The Significance of Optimal Training Setup for Large Language Models
In recent years, there has been a focus on improving language models by increasing the number of parameters in transformer-based models. This has led to impressive results across many natural language processing tasks. DeepMind showcased a 280-billion parameter model called Gopher, which achieved leading performance in language modeling and question answering. An even larger model named Megatron-Turing NLG with 530 billion parameters has been published.
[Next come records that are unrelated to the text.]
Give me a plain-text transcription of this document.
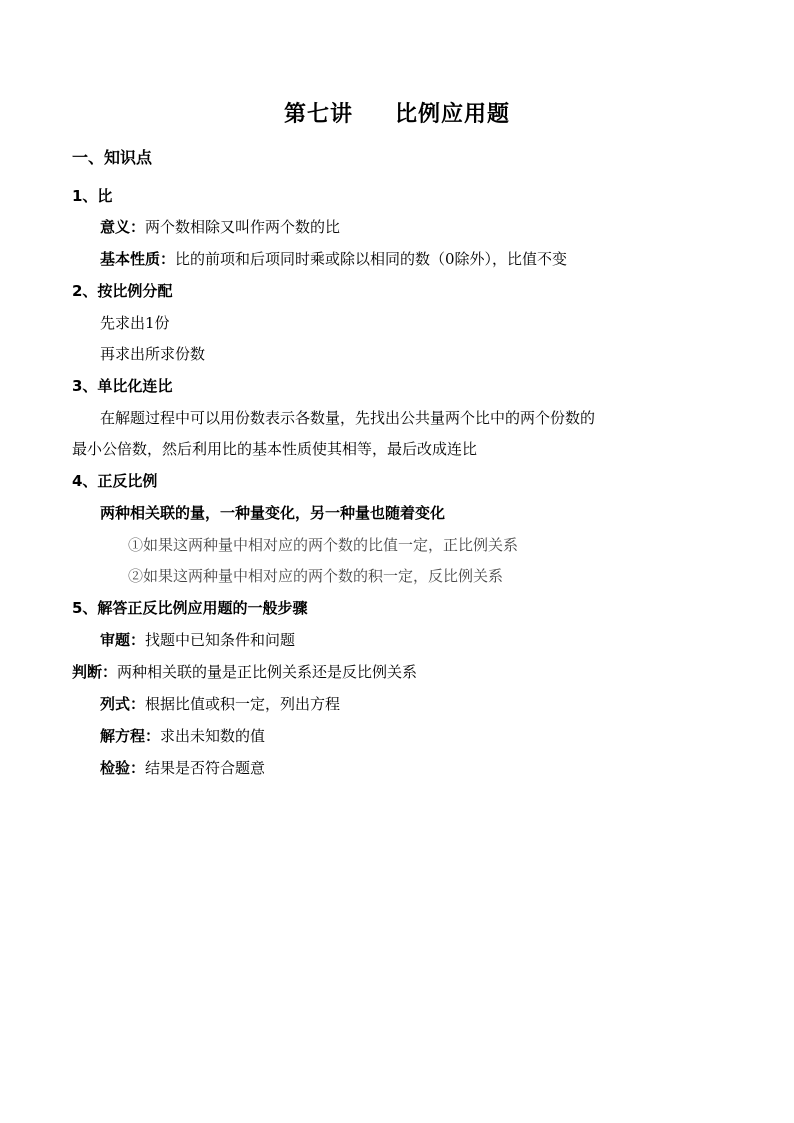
第七讲 比例应用题
一、知识点
1、比
意义：两个数相除又叫作两个数的比
基本性质：比的前项和后项同时乘或除以相同的数（0除外），比值不变
2、按比例分配
先求出1份
再求出所求份数
3、单比化连比
在解题过程中可以用份数表示各数量，先找出公共量两个比中的两个份数的
最小公倍数，然后利用比的基本性质使其相等，最后改成连比
4、正反比例
两种相关联的量，一种量变化，另一种量也随着变化
①如果这两种量中相对应的两个数的比值一定，正比例关系
②如果这两种量中相对应的两个数的积一定，反比例关系
5、解答正反比例应用题的一般步骤
审题：找题中已知条件和问题
判断：两种相关联的量是正比例关系还是反比例关系
列式：根据比值或积一定，列出方程
解方程：求出未知数的值
检验：结果是否符合题意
The cost of training these large models is substantial, so it is important to find the best training setup to avoid wasting resources. The training compute cost for transformers depends on the model size and the number of training tokens. In this study, the researchers investigate the optimal tradeoff between increasing model size and the amount of training data with increasing computational resources.
The findings suggest that current large language models are too large for their compute budget and are not being trained on enough data. It was discovered that a smaller model trained on more data would have been preferable. The researchers tested their hypothesis by training a 70-billion parameter model called Chinchilla, which outperformed larger models like Gopher on many tasks.
After the release of Chinchilla, a model named PaLM was released with 540 billion parameters and trained on 768 billion tokens. Despite not being compute-optimal, it outperformed Chinchilla on a range of tasks. This suggests that a 140-billion-parameter model trained on 3 trillion tokens may be optimal and more efficient for inference.
Smaller, more performant models also benefit from reduced inference time and memory costs, making querying the models faster and more achievable on less hardware. In practice, the cost of using Chinchilla is substantially smaller, in addition to it performing better. Further simple optimizations may be possible that are able to continue to provide large gains.